The next stage of reform should prioritize the following:

  • Global hospital budgeting is a structural necessity. Simply put, block budgets are fixed annual payments to hospitals to cover verifiable operating costs and make those costs predictable and sustainable. Hospitals, if assured of sufficient funding for their needs, will not have to charge for each procedure and thus can save money on administrative expenses. And with global budgets, hospitals can be creative and more flexible to help patients in ways that current funding streams make impossible or too complicated. However, global budgets must not be designed to unfairly cap funding or cut vital services. In addition, comprehensive hospital budgeting will require a reorganization of current spending and billing practices deemed excessive and inefficient, so that they are not “integrated” into future budgets.
  • Global budgeting and other reforms mean there is no compelling reason to continue the model of organizing responsible care with public funds beyond 2023. That money is being invested more wisely in the delivery and improvement of care at the local level.
  • The state should oversee and regulate a system of comprehensive hospital budgeting and improved community care delivery with regular contributions from providers, patients, employers and advocacy organizations, thereby ensuring a greater level of accountability public.
  • Workforce issues need to be addressed, starting with the critical shortage of primary care physicians, physician assistants, nurses and nurse aides, and mental health professionals. For too long the state, health care administrators, and the organization responsible for care have failed to tackle this problem head-on, and much of the health care system is now in a hopeless situation. The good news is that there are proven recruitment and retention solutions, including competitive salaries and benefits, debt reduction programs and better working conditions.
  • Major investments in community care – primary and preventative, nurse-led, home care and mental health – are critically important to prevent or intervene early in the event of health problems to avoid unnecessary suffering and more expensive care. It’s common sense. And yet, for too long, our healthcare leaders have focused primarily on our hospitals at the expense of community services.
  • One of the most pressing issues is the deterioration of our mental health system, and this needs to be addressed. A huge percentage of physical health problems are caused or exacerbated by mental health issues and trauma. Right now, our community capacity is so compromised that we are denying access to services and supports that keep people out of crisis and reduce costs.
  • It is critical that the Green Mountain Care Board works closely with local communities and advocacy organizations to design and implement its new reform initiatives.

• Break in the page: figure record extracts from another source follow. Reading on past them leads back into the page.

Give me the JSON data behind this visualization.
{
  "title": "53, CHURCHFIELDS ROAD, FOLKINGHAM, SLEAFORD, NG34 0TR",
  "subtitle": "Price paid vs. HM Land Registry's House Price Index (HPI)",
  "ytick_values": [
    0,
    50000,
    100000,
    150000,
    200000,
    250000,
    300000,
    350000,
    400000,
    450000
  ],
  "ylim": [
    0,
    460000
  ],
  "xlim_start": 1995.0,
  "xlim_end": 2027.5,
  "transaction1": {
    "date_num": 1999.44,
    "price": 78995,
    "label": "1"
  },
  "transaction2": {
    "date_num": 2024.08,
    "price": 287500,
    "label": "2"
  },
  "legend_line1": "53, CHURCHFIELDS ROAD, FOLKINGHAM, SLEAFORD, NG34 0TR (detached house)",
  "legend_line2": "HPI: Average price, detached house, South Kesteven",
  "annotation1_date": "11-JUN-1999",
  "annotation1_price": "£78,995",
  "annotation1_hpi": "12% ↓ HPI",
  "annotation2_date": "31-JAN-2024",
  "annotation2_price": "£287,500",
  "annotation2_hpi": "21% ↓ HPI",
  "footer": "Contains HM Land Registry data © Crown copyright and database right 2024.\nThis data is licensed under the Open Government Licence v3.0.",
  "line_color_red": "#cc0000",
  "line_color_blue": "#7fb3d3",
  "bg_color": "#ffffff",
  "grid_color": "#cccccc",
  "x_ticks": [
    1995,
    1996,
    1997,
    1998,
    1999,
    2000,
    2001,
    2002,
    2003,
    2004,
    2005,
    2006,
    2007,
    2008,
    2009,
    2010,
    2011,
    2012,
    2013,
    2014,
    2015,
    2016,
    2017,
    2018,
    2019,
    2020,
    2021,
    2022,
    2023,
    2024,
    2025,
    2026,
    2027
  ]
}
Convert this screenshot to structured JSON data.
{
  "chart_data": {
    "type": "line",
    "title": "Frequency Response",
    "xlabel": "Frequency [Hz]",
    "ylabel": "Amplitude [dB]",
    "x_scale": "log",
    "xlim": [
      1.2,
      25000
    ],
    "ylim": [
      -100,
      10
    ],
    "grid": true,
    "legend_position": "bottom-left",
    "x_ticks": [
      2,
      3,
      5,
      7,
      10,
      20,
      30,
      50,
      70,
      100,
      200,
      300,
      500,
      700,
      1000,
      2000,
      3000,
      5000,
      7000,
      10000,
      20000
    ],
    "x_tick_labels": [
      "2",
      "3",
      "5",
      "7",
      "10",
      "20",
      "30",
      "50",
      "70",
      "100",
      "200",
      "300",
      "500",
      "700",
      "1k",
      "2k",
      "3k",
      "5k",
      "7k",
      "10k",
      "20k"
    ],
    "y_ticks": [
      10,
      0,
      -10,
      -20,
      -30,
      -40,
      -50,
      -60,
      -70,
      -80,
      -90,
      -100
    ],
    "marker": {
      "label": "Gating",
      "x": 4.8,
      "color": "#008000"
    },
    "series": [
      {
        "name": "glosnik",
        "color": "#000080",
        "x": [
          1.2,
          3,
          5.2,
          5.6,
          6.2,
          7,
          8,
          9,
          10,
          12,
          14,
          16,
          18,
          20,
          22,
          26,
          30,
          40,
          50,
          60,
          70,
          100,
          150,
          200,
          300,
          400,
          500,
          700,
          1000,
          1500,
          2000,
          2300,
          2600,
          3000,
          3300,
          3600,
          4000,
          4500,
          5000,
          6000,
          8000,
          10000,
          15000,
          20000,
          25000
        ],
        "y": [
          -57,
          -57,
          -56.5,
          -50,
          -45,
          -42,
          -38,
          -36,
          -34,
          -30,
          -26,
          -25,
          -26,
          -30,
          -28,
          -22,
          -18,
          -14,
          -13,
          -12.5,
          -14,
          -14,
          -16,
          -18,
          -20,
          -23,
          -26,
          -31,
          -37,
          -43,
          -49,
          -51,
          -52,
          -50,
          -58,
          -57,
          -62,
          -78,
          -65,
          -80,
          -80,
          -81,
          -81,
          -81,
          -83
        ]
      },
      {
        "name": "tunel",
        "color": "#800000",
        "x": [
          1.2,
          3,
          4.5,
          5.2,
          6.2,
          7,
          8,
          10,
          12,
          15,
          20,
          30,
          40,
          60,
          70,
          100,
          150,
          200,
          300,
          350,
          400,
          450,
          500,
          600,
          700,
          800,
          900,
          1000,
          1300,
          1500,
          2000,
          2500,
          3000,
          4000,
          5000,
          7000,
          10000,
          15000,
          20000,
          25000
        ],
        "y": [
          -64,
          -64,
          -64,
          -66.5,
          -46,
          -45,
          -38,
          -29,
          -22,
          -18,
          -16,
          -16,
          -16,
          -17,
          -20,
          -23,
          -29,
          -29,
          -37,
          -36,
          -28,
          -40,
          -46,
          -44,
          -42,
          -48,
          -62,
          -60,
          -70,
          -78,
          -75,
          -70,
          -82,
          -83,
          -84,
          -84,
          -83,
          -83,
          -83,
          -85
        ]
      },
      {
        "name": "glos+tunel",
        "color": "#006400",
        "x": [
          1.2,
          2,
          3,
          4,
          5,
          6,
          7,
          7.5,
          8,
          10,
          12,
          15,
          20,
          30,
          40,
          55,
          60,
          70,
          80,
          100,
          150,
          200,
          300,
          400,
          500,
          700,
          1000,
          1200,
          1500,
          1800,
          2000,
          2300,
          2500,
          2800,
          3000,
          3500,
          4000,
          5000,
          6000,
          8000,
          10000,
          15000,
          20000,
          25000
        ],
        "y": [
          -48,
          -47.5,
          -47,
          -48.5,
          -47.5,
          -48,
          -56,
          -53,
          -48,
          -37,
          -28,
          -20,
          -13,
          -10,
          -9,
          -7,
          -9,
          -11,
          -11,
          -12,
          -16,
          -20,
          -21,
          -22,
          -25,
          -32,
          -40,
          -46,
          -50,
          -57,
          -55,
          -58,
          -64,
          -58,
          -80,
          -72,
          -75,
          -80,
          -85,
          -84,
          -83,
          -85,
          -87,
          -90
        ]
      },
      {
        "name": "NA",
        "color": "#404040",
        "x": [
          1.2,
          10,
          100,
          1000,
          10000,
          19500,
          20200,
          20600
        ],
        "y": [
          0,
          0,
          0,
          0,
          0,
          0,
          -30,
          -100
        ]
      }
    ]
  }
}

There will be a lot of resistance against this new direction from the powerful forces vested in the status quo. But maintaining the status quo for the past five years, while masquerading as “payments reform,” has done nothing to improve access to care or reduce costs for Vermonters.

The new leadership of the Green Mountain Care Board can accomplish much of this by redirecting funds from costly and avoidable care to prevention and early intervention. Savings from this systemic change can be used to expand essential services and further reduce costs.

We agree with Ms. Holmes: It’s time for Vermonters to start “winning” on health care reform. Let’s get to work.